Nahles sieht in der gesetzlichen Rentenversicherung "das zentrale Versprechen des Sozialstaats", dass Arbeitnehmer nach einem Arbeitsleben im Alter auch davon leben können. Sie hatte bereits angekündigt, eine Reform bei den Betriebsrenten und eine Aufwertung kleiner Renten, die so genannte Lebensleistungsrente, auf den Weg zu bringen. Das Versprechen laute: "Wer die Ärmel hochgekrempelt hat, steht später nicht mit leeren Händen da."

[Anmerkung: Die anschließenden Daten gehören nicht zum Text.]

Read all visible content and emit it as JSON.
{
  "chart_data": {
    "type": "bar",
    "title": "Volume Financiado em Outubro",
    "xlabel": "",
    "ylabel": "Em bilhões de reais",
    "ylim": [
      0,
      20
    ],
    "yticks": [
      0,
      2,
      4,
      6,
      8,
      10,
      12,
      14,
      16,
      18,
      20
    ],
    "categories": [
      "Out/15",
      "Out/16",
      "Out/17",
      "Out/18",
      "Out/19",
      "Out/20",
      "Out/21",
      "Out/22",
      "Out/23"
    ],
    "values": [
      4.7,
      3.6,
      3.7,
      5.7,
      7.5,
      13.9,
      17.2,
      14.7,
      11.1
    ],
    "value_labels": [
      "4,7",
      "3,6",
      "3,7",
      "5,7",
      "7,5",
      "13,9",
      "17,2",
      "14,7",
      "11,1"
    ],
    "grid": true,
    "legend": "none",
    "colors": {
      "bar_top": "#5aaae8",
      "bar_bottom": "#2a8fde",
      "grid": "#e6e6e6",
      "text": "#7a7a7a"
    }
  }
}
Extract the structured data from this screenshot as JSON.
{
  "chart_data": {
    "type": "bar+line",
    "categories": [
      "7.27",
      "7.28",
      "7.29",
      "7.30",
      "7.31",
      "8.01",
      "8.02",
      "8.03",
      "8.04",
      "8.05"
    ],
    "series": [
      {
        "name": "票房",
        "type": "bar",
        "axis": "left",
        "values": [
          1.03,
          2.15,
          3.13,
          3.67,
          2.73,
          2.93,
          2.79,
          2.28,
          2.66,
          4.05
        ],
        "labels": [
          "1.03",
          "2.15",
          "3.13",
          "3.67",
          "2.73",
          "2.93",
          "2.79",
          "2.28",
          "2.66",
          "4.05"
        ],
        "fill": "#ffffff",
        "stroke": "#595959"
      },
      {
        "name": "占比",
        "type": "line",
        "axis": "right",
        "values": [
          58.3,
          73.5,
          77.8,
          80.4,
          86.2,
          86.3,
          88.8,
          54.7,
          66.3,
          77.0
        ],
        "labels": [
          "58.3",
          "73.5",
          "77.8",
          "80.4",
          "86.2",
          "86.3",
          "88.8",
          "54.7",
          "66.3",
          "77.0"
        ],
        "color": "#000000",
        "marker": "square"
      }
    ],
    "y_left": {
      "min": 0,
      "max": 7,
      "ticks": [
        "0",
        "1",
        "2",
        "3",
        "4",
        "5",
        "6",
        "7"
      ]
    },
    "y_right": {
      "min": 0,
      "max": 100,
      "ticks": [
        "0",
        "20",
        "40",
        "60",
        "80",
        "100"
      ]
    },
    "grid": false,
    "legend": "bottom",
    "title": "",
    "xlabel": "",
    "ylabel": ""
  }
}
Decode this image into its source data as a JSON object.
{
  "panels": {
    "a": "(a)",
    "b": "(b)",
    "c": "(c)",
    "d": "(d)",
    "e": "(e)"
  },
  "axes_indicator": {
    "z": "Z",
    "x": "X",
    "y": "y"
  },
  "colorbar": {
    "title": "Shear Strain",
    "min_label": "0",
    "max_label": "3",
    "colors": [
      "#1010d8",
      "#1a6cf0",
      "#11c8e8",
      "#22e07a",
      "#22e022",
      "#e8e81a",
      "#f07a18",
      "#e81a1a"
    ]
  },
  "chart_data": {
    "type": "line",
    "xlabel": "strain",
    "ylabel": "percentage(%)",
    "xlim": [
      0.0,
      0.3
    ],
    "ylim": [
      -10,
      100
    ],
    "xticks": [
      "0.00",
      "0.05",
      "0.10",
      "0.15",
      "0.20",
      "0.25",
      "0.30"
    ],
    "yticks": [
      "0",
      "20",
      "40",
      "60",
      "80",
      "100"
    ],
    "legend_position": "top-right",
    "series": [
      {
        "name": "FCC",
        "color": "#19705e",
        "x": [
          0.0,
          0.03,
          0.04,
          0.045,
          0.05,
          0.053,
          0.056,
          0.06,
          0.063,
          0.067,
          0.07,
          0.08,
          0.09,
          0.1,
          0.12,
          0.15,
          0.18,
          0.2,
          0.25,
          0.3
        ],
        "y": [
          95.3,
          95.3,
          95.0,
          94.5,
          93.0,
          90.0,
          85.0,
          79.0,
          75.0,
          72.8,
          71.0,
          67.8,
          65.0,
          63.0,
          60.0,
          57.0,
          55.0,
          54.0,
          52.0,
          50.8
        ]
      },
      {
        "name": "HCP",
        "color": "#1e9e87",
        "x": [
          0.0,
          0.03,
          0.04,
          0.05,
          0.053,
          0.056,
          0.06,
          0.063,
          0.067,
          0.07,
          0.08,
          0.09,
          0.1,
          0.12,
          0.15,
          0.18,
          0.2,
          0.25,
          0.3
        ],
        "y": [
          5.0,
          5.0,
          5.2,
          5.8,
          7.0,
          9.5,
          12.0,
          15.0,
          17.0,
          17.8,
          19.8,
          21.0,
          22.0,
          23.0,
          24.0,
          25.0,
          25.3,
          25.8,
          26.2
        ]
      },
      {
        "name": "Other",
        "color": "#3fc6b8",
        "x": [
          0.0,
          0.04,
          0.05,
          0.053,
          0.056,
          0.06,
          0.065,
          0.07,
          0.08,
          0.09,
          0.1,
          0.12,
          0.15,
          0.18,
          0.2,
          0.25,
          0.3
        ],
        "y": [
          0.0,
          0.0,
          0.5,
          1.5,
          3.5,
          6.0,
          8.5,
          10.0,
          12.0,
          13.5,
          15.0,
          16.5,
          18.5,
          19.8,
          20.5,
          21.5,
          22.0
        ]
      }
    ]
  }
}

WDR: Jedem zweiten Bürger droht Armut im Alter
Doch genau das droht nach jetzigem Stand fast jedem zweiten Bürger in Deutschland. Während im Jahr 2030 nur 28,6 Millionen Bürger auskömmliche Altersbezüge erwarten könnten, treffe dies für etwa 25,1 Millionen Menschen nicht zu, berichtet der WDR von seinen Recherchen über Altersarmut in Deutschland. Darunter seien 13,6 Millionen Menschen, die durchaus eine sozialversicherungspflichtige Beschäftigung ausübten. Dazu kämen 4,8 Millionen geringfügig Beschäftigte.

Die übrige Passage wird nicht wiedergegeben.